840 000 décès par an liés aux risques psychosociaux au travail
Chaque année, plus de 840 000 personnes dans le monde meurent de pathologies liées aux risques psychosociaux au travail. C'est ce que révèle un nouveau rapport de l'Organisation internationale du Travail (OIT). En Belgique aussi, le nombre de dossiers liés au stress, au burn-out et aux comportements inappropriés au travail augmente d'année en année.
Les risques psychosociaux au travail regroupent les risques professionnels susceptibles de porter atteinte à la santé mentale, voire physique, des travailleurs. Ils peuvent également avoir un impact sur la sécurité au travail et sur le bon fonctionnement des entreprises. Ces risques trouvent généralement leur origine dans l'organisation du travail, le contenu du travail, les conditions de travail, les circonstances dans lesquelles le travail est effectué ainsi que dans les relations interpersonnelles au travail.
Selon le rapport de l'OIT, les causes potentielles se situent à trois niveaux :
- La nature du travail : les responsabilités, les exigences du poste et leur adéquation avec les compétences du travailleur, l'accès aux ressources, le sens donné au travail, la diversité des tâches et le niveau de défi qu'offre la fonction.
- L'organisation et la gestion du travail : la clarté des rôles, l'autonomie, la charge et le rythme de travail, la supervision, le soutien social et la qualité des relations professionnelles.
- Les politiques plus larges de l'entreprise : les régimes de temps de travail, la surveillance numérique, les systèmes d'évaluation et de rémunération, les politiques de prévention ainsi que les procédures en matière de bien-être et de lutte contre le harcèlement.

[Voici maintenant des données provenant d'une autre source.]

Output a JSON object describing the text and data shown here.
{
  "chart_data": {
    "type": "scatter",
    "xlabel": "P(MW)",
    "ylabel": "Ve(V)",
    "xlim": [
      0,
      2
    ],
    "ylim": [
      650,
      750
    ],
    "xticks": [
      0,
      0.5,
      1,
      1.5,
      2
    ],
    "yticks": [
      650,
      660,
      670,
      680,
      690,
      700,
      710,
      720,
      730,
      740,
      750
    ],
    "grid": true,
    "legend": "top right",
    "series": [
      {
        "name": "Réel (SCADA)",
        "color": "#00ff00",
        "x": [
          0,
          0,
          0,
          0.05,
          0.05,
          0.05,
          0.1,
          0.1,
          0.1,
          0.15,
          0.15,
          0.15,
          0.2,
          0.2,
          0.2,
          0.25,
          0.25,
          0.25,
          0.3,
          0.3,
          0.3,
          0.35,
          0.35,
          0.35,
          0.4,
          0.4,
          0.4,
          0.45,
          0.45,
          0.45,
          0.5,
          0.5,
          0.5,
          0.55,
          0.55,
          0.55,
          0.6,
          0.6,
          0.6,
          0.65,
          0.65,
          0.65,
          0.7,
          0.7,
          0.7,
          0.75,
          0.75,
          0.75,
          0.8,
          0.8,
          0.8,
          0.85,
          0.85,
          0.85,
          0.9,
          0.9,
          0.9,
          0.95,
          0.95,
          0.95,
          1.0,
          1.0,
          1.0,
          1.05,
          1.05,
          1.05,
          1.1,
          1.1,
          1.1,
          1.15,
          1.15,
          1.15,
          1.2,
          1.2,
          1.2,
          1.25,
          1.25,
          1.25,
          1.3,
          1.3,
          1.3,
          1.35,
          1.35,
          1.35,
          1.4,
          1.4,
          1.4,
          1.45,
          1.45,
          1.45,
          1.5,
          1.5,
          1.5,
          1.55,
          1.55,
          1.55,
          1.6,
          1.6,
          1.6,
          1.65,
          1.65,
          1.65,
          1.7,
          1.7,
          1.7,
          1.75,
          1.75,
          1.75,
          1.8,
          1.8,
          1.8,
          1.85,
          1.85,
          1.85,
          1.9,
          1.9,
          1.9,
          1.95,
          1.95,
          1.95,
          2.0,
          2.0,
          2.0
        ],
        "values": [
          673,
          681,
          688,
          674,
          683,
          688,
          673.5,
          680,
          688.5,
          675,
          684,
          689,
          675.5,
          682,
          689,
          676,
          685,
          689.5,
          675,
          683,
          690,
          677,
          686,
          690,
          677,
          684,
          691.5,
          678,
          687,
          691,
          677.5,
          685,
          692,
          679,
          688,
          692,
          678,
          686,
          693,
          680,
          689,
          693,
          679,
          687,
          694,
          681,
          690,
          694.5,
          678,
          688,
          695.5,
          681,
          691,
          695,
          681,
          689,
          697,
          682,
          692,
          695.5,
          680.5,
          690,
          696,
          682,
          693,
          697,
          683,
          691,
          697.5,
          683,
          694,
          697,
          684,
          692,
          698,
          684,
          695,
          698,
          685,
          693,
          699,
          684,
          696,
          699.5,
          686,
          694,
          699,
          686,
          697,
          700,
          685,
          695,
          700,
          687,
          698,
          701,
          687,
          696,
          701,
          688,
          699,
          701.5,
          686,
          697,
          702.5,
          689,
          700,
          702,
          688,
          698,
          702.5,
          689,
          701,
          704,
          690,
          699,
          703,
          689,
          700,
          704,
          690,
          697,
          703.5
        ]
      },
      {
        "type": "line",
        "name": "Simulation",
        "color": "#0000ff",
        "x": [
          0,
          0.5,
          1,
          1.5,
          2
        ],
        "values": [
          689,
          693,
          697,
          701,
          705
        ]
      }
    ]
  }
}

Le rapport met également en évidence de nouvelles évolutions et leur impact sur l'environnement psychosocial au travail. La numérisation et l'utilisation de l'intelligence artificielle modifient la manière dont les tâches sont coordonnées, contrôlées et évaluées.
Par ailleurs, les nouvelles formes d'emploi précaire, comme le travail de plateforme, accentuent l'insécurité des travailleurs. Le rapport montre également que les longues heures de travail constituent un facteur de risque important pouvant entraîner des maladies cardiovasculaires et des accidents vasculaires cérébraux.
Cette situation intervient alors que le gouvernement belge actuel assouplit les règles relatives à la durée du travail et favorise davantage la précarisation de l'emploi. Nous craignons dès lors une recrudescence des risques psychosociaux pour les travailleurs dans les années à venir.
Le rapport de l'OIT met également en lumière le coût considérable des risques psychosociaux. A l'échelle mondiale, ceux-ci sont associés, aux maladies cardiovasculaires et aux troubles mentaux, notamment la dépression.
Outre les 840 000 décès, près de 45 millions d'années de vie en bonne santé sont perdues chaque année en raison de maladies, d'invalidité ou de décès prématurés liés aux risques psychosociaux au travail. Ceux-ci représentent également une perte annuelle estimée à 1,37 % du produit intérieur brut (PIB) mondial.
En Belgique aussi, le nombre de dossiers liés aux risques psychosociaux augmente sensiblement. Selon les derniers chiffres de Co-Prev, l'association des Services externes pour la prévention et la protection au travail, 23 813 dossiers ont été traités en un an, soit une hausse de 9 % par rapport à 2023. La plupart concernaient des problèmes relationnels, tels que les conflits, le harcèlement, la violence ou les comportements sexuels non désirés.
Prévenir les risques psychosociaux, c'est avant tout s'attaquer aux causes profondes du stress et de la charge mentale.
Dans son rapport, l'OIT souligne notamment l'importance d'une charge de travail réaliste, d'attentes claires, d'une autonomie suffisante et d'une culture de travail sûre. La participation des travailleurs, le soutien de la hiérarchie et une bonne collaboration jouent également un rôle essentiel. Les négociations collectives et le dialogue social ont, à cet égard, un rôle fondamental à jouer.
Une politique de bien-être psychosocial est indispensable pour garantir la santé et le bien-être des travailleurs. Elle commence par une analyse des risques psychosociaux et l'élaboration d'un plan d'action sur la base des résultats obtenus. L'implication du conseiller en prévention aspects psychosociaux ainsi que du CPPT est essentielle.
Autant d'arguments qui plaident pour une réorientation de la politique actuelle du gouvernement, avec davantage d'attention pour un travail soutenable, le dialogue social et un suivi étroit des effets du travail sur la santé.